Several Oakland County judges have employed draconian probationary terms on minors prosecuted for the charge of minor in possession of alcohol (MIP). A first offense MIP carries no jail. It is simply not permitted. Lawmakers drafted the law to provide a break to minors busted on a first offense. The minor may have to undergo substance abuse counseling and perform community service, but fines are nominal and the statute provides for absolutely no jail.
Nonetheless, horror stories are reported out of the Bloomfield and Rochester Hills district courts. This includes repeated attempts by certain judges to circumvent the Legislature’s policy of “no jail” for first offenses. These district court judges employ the court’s contempt powers, claiming that the minor is in contempt of court for failing to follow the court’s order.
In 2008, Judge Mark A. Goldsmith issued an order out of the Oakland County Circuit Court holding that this policy was not lawful. The judge held that “a probation violation in and of itself does not amount to a new crime. People v Kaczmarek, 464 Mich 478, 482-83; 628 NW2d 484 (2001) (on violating probation “the probationer is neither burdened with a new conviction nor exposed to punishment other than that to which he has already been exposed”); People v Vancil, 186 Mich App 665, 666; 465 NW2d 49 (1991) (“the sentence imposed upon a probation violation must be in accordance with the permissible sentence for the underlying offense itself”).”
The higher court’s order should have put an end to this practice, but the lower courts tried to circumvent the ruling! Ignoring the case because it was not binding in other identical cases, the judges inspired several more appeals to the Oakland County Circuit Court. In other words, these judges continued to jail minors in violation of the clear statutory language!
Central in this fight, my good friend and fellow defense lawyer Jim Amberg did what came naturally to an aggressive defense lawyer: He sued ’em! The story caught wide-spread attention, and the Detroit News and Free Press ran stories on Jim’s lawsuit against the judges in April 2009. These stories can be found on Jim’s webpage, www.oaklandcountymiplawyer.com.

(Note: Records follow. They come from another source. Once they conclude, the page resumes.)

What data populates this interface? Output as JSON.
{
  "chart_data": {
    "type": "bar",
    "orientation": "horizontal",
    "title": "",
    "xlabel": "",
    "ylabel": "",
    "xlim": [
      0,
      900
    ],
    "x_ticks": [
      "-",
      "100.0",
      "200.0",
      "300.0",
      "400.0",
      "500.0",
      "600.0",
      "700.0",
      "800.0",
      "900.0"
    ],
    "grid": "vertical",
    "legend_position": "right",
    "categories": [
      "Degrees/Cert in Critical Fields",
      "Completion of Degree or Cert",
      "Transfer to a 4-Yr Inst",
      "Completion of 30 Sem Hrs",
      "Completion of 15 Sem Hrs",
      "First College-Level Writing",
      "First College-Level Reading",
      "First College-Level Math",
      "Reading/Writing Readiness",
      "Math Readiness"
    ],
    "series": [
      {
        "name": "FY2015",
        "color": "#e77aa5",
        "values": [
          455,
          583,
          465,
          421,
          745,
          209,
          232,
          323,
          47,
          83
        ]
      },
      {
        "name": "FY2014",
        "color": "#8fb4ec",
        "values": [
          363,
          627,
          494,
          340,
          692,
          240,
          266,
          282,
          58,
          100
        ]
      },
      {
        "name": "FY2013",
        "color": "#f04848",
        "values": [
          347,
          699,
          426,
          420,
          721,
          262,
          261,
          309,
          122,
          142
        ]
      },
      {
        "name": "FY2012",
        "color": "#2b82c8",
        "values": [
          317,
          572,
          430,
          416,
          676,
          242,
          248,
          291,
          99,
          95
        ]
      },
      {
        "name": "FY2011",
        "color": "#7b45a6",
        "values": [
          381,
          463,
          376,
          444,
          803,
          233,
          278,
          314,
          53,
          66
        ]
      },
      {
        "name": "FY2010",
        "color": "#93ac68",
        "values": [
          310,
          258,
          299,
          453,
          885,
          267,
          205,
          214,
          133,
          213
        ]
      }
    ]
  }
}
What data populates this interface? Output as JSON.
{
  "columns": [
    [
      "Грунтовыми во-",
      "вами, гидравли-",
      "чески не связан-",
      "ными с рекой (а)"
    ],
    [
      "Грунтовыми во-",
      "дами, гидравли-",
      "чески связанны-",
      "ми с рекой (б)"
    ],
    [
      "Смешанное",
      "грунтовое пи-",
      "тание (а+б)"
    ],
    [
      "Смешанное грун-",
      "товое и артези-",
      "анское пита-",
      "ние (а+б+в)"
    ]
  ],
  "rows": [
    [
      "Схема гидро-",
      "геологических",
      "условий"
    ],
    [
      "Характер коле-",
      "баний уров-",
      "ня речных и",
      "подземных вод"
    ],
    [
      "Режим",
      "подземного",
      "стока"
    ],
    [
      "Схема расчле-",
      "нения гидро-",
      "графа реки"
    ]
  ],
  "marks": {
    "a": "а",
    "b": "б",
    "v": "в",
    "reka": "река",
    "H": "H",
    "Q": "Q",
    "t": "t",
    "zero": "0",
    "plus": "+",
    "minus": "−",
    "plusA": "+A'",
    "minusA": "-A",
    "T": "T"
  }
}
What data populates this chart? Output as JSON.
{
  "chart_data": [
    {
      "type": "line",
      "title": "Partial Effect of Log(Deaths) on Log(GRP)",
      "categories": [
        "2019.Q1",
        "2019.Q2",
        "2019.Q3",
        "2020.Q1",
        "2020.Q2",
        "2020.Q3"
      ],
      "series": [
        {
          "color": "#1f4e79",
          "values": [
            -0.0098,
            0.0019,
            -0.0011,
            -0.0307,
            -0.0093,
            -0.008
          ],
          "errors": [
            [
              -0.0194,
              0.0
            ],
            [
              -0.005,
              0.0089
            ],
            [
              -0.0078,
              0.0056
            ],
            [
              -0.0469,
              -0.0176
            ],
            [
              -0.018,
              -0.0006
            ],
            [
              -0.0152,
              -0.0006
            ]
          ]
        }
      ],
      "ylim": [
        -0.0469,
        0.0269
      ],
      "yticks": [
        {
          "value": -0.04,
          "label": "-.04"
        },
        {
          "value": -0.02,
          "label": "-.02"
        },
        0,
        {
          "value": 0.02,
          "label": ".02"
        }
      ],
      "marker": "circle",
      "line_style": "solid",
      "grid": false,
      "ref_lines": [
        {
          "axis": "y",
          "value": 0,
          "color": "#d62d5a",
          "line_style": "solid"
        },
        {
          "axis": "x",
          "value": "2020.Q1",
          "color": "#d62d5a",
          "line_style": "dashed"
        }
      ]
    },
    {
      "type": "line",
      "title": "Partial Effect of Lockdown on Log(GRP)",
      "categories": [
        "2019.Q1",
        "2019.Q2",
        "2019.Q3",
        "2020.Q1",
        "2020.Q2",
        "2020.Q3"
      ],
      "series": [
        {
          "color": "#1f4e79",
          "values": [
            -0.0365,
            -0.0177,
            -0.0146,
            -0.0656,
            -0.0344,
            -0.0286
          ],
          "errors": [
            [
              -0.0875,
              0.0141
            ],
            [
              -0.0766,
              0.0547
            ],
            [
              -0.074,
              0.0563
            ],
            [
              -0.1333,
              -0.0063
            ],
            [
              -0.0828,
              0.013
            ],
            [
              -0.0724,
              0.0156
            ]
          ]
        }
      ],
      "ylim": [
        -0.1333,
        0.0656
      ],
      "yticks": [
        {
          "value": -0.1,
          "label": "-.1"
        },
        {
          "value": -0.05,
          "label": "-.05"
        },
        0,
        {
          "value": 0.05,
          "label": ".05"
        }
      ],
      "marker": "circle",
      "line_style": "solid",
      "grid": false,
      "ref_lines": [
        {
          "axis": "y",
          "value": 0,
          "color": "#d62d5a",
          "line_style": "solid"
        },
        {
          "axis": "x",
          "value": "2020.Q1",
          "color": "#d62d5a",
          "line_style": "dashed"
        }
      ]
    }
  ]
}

Jim Amberg’s lawsuit did nothing to slow these zealous judges down, however, and I watched in dismay as Jim literally worked his butt off and figuratively beat his head against the proverbial brick wall.
In the latest chapter of the “MIP War” as it been coined, the other Jim central to the fight has won a huge victory. While Jim Amberg, the young hotshot out of Bloomfield was doing his thing, Jim Williams out of Troy was fighting the judges too. Jim Williams is a “senior attorney” to use a polite phrase, and he’s another great lawyer. I would link you to his website, but he does not have one because websites aren’t drafted using quills. He can be reached at (248) 528-1111.
Jim Williams has been fighting the Bloomfield judges for 3 years on the MIP War, and a few days ago he received a big fat victory. The Michigan Court of Appeals (which is higher than the Oakland County Circuit Court that issued the prior 2008 order) held that a first time offender for MIP cannot be placed on probation! A copy of the decision is available on-line here.
I am sure that this is frustrating to the district court judges who want to put kids in jail. Minors will continue to experiment with alcohol, and I am sure that these judges felt that their hawkish policies would serve as a deterrent to other kids. Unfortunately, high schoolers are largely oblivious to local district court practices, and the word never got out to them. These judges may have thought also that their illegal jail sentences might serve as a wake-up call to kids who violated probation. Early intervention is always key to substance abuse problems, after all. Nonetheless, these judges forced the issue to the Court of Appeals, and these judges were proven wrong. Let’s hope the judges follow the Court of Appeals ruling.
Kudos to the two Jims for their remarkable efforts. They are both truly Constitutional Warriors!